I’m taking a victory lap here: That is precisely what I proposed in a Feb. 27 column in this space:
To be effective, emergency measures must be big, dramatic, and immediate. Emergency tax reductions, including a temporary suspension of social insurance payments by individuals and businesses, are the ideal measure. Forty-four percent of Americans pay no income tax, but Social Security contributions comprise 12.4% of income, split between workers and employers. The US Congress should authorize emergency borrowing authority to make up the difference in the Social Security Fund.
And that’s exactly what the president now proposes. Quoting CBS:
- President Donald Trump on Monday said he will be meeting with Senate and House Republicans on Tuesday to discuss “a possible tax relief measure” to provide “a timely and effective response to the coronavirus.”

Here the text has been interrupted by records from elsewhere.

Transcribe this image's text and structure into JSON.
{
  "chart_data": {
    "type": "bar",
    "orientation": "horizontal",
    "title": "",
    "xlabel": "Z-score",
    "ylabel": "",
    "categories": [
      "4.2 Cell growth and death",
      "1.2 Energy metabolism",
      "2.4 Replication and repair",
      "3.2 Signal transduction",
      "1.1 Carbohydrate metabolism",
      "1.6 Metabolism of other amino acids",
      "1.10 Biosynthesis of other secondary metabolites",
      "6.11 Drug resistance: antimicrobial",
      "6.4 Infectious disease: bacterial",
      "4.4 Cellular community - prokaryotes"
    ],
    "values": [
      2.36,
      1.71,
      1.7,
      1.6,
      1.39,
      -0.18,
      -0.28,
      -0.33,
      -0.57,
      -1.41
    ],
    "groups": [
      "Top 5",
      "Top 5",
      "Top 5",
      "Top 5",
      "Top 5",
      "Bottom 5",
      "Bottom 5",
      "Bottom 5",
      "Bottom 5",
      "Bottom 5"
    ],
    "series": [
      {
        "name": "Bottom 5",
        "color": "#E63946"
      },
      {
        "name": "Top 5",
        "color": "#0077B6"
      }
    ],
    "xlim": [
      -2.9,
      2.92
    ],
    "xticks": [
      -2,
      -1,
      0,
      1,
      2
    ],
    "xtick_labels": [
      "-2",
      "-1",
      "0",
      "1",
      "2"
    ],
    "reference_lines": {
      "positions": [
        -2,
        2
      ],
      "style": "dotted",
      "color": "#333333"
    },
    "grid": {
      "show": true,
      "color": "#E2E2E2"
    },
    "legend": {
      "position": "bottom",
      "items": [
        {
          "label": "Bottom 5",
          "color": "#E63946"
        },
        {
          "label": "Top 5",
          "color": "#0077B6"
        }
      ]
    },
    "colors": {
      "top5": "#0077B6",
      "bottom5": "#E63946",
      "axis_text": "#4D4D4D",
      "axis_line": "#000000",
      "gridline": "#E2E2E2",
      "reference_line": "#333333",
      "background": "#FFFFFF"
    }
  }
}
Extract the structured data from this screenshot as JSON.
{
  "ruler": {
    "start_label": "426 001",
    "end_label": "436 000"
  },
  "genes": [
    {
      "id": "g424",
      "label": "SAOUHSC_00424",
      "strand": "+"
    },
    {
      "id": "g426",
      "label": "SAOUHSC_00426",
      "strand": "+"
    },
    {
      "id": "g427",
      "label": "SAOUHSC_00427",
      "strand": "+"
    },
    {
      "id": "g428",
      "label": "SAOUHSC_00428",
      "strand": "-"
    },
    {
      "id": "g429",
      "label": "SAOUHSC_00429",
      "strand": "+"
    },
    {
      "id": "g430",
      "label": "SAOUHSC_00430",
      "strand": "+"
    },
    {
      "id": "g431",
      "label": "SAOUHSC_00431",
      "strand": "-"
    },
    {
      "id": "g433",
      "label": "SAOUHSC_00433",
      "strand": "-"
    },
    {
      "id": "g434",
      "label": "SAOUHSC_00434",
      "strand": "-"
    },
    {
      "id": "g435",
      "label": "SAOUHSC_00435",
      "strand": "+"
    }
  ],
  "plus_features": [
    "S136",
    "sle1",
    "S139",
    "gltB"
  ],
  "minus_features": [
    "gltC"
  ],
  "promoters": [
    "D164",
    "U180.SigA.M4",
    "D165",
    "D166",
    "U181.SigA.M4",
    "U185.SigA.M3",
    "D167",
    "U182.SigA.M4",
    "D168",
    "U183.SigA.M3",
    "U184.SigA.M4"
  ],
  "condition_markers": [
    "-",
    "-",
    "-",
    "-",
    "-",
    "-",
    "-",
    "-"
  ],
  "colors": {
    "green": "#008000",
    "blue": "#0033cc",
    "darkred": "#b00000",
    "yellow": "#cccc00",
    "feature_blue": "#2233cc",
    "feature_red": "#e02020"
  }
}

- “We are to be meeting with House Republicans, Mitch McConnell, and discussing a possible payroll tax cut or relief, substantial relief, very substantial relief,” Trump said at a press briefing with coronavirus task force members.
The stock market’s nearly 20% fall from its February peak (24% for the small-capitalization Russell 2000 Index, which reflects the domestic economy) warned of a mild recession in 2020. That’s “mild” by economists’ yardsticks. It’s not a mild recession if it gets a Democrat elected in November.
Consumer spending was the only significant source of U.S. growth during 2019, as investment and manufacturing shrank in response to the incipient trade war. The danger is that consumers will shun the shopping malls (foot traffic is down by almost 10% during the past week) and save rather than spend as a precaution. Until late February, all was going well. Strong economic data for the first two months of 2020, including an exceptionally large increase in February employment, indicated that the U.S. economy was improving after the conclusion of a “Phase One” trade deal with China – before the coronavirus problem emerged. But the economy is at serious risk.
Collapsing oil prices are a net negative for the economy because a large part of the energy sector will suspend operations and cancel orders for capital equipment. But they also put more money into consumers’ pockets, so the overall impact will be limited. The right thing to do is to put money directly into the pockets of workers and small businesses by waiving payroll tax collection. This helps the nearly 50% of American workers who pay no federal taxes because their income isn’t high enough. Let’s see how the Democrats explain opposition to a measure that helps lower-income Americans more than anyone else.
Trump not only offered the right policy but the right tone. “We have a very strong economy. But this has blindsided the world,” he told a press briefing late Monday afternoon. “This was something that we were thrown into and we’re going to handle it, and we have been handling it.” Rather than pretend that there wasn’t a problem, or that the problem had been exaggerated by the media, the president acknowledged the problem and proposed forceful action.